As for books that make young readers laugh, like those 70% between six and seventeen in the survey enjoy? Humor is just as subjective as anything else. Two kids the same age could provide as drastically different opinions about what’s funny as two others with a decade between them might. Something even a mildly dark seventeen-year-old might find funny could easily give a six-year-old with a sunny disposition horrifying nightmares. Conversely, I have personally known six-year-olds who were forced to endure lives defined by hardships that many high school seniors wouldn’t be able to handle. Kids of any age who are burdened with problems would probably like to read happy books full of jokes or funny pictures that would make them laugh and give them brief existential time-outs, but why shouldn’t they also have books available that could reflect the circumstances of their lives? Isn’t it possible such books might help them understand themselves better?
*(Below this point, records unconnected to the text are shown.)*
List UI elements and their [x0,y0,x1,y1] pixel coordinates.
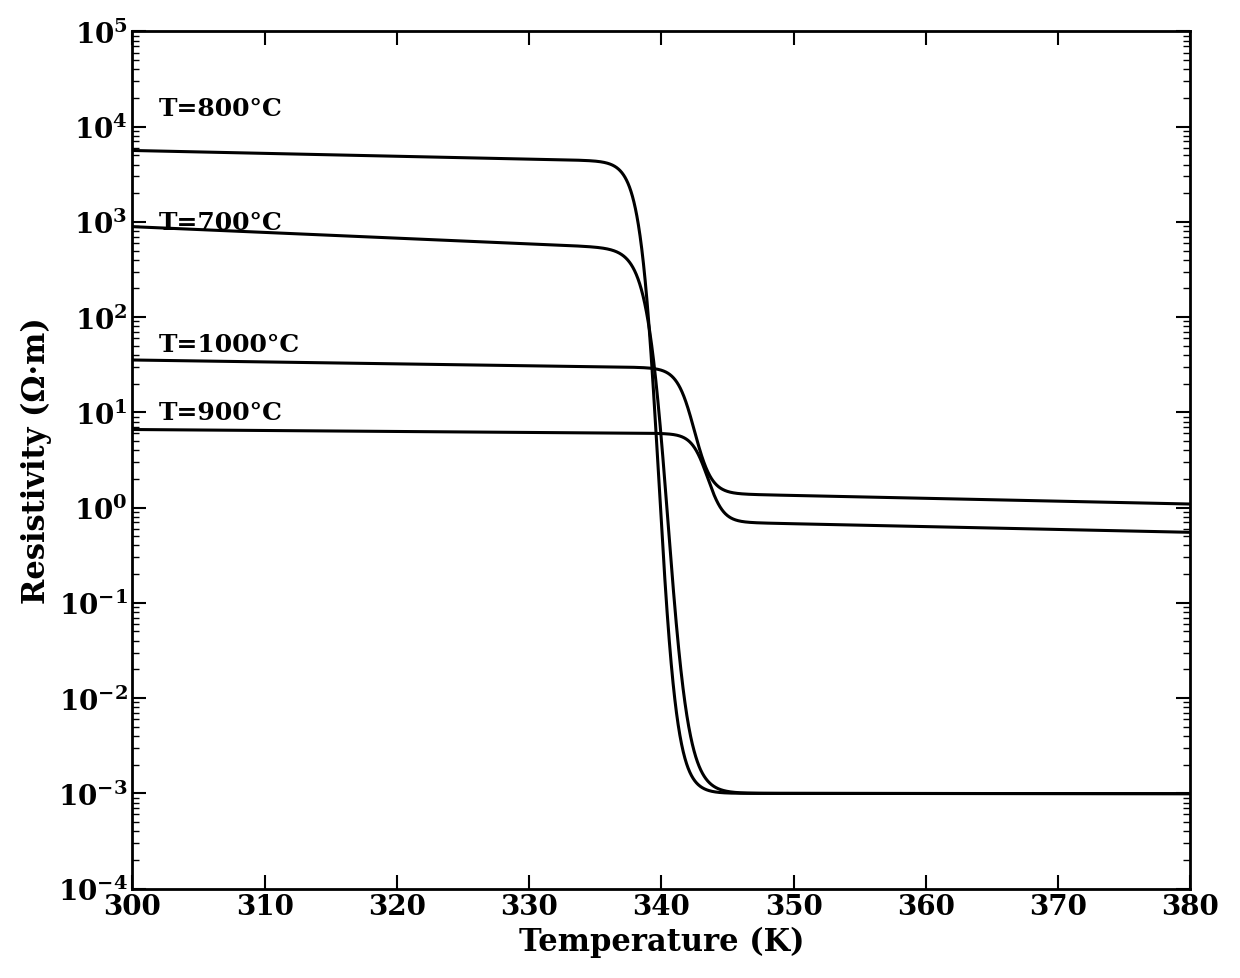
Text: T=800°C: T=800°C [159,97,283,120]
Text: T=700°C: T=700°C [159,210,283,235]
Y-axis label: Resistivity (Ω·m): Resistivity (Ω·m) [21,317,52,603]
X-axis label: Temperature (K): Temperature (K) [518,926,804,957]
Text: T=1000°C: T=1000°C [159,333,300,356]
Text: T=900°C: T=900°C [159,401,283,424]
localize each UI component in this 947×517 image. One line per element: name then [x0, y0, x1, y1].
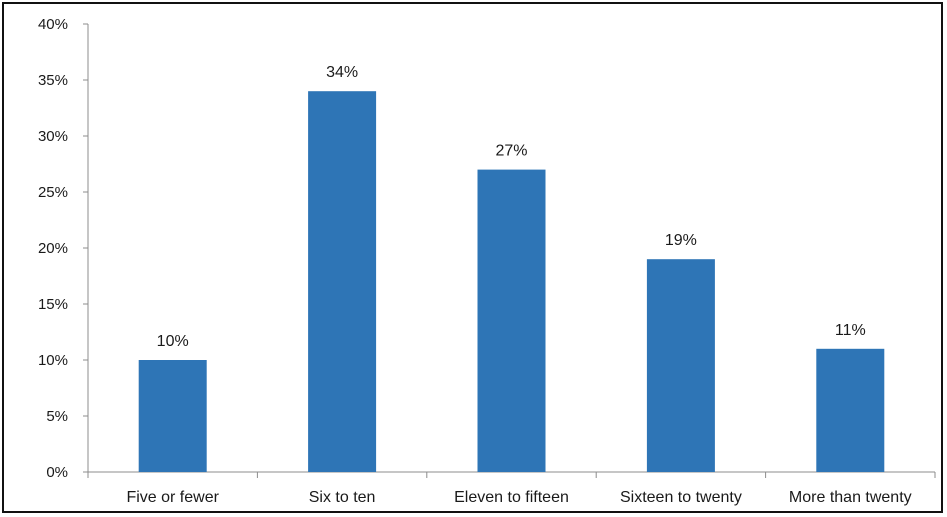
- y-tick-label: 5%: [46, 408, 68, 425]
- category-label: More than twenty: [789, 489, 912, 506]
- category-label: Six to ten: [309, 489, 376, 506]
- bar: [646, 259, 715, 472]
- bar: [138, 360, 207, 472]
- y-tick-label: 10%: [38, 352, 68, 369]
- category-label: Five or fewer: [126, 489, 219, 506]
- bar: [477, 169, 546, 472]
- y-tick-label: 40%: [38, 16, 68, 33]
- y-tick-label: 35%: [38, 72, 68, 89]
- data-label: 10%: [157, 333, 189, 350]
- data-label: 11%: [835, 322, 866, 339]
- y-tick-label: 20%: [38, 240, 68, 257]
- category-label: Eleven to fifteen: [454, 489, 569, 506]
- y-tick-label: 25%: [38, 184, 68, 201]
- y-tick-label: 15%: [38, 296, 68, 313]
- data-label: 27%: [495, 143, 527, 160]
- bar: [308, 91, 377, 472]
- data-label: 34%: [326, 64, 358, 81]
- category-label: Sixteen to twenty: [620, 489, 742, 506]
- y-tick-label: 30%: [38, 128, 68, 145]
- data-label: 19%: [665, 232, 697, 249]
- bar: [816, 348, 885, 472]
- y-tick-label: 0%: [46, 464, 68, 481]
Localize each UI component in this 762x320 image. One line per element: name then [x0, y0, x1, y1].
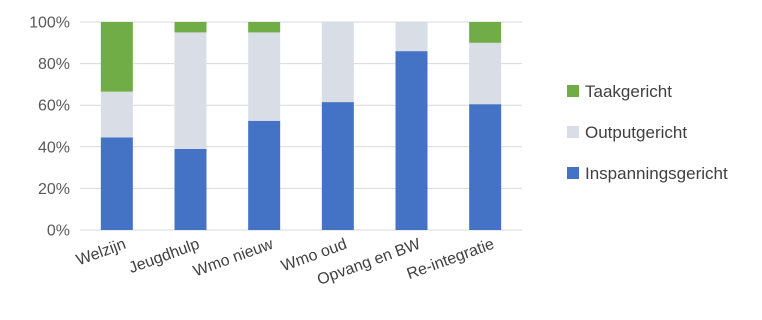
bar-outputgericht	[395, 22, 428, 52]
legend-item: Taakgericht	[567, 82, 672, 101]
y-tick-label: 60%	[38, 98, 70, 115]
y-tick-label: 100%	[29, 15, 70, 32]
x-category-label: Wmo nieuw	[191, 236, 276, 281]
legend-swatch	[567, 85, 579, 97]
x-category-label: Jeugdhulp	[127, 236, 202, 277]
y-tick-label: 0%	[47, 223, 70, 240]
bar-inspanningsgericht	[395, 51, 428, 231]
bar-outputgericht	[321, 22, 354, 103]
bar-taakgericht	[469, 22, 502, 43]
x-category-label: Welzijn	[74, 236, 128, 270]
legend-item: Outputgericht	[567, 123, 687, 142]
bar-taakgericht	[248, 22, 281, 33]
bar-inspanningsgericht	[174, 148, 207, 230]
legend-label: Taakgericht	[585, 82, 672, 101]
y-tick-label: 20%	[38, 181, 70, 198]
legend-swatch	[567, 126, 579, 138]
bar-taakgericht	[174, 22, 207, 33]
gridlines	[80, 21, 522, 231]
bars	[100, 22, 502, 231]
y-tick-label: 80%	[38, 56, 70, 73]
bar-inspanningsgericht	[469, 104, 502, 230]
bar-inspanningsgericht	[100, 137, 133, 230]
y-axis: 0% 20% 40% 60% 80% 100%	[29, 15, 70, 240]
legend-item: Inspanningsgericht	[567, 164, 728, 183]
legend: Taakgericht Outputgericht Inspanningsgeric…	[567, 82, 728, 183]
legend-label: Outputgericht	[585, 123, 687, 142]
legend-swatch	[567, 167, 579, 179]
bar-outputgericht	[248, 32, 281, 121]
legend-label: Inspanningsgericht	[585, 164, 728, 183]
bar-inspanningsgericht	[321, 102, 354, 230]
bar-outputgericht	[469, 42, 502, 105]
bar-outputgericht	[100, 91, 133, 138]
bar-inspanningsgericht	[248, 120, 281, 230]
bar-outputgericht	[174, 32, 207, 149]
bar-taakgericht	[100, 22, 133, 92]
y-tick-label: 40%	[38, 139, 70, 156]
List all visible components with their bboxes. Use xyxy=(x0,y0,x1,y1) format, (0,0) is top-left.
Middle grade readers can have such a magical connection to the books they read since they have so many chances to learn about life and the greater world through the characters they meet. Every reader brings their own particular set of preferences and life experiences to what they read, and that’s why readers need to have so many different kinds of books (one might even go as far as calling them diverse) available.
I have nothing against happy or hopeful or funny. I love seeing my students laugh themselves red in the face over something they’re reading, because I know they’ve made a connection to it. But it’s been my experience that when a book proves to be therapeutic for the author, it often will be for the reader as well. If someday my own intentionally challenging book will give a reader the chance to recognize something in their own life, and maybe help them process some kind of struggle they’re facing, I’d be both proud and humbled.
Plus I’d be pretty confident they got some big laughs out of it, too.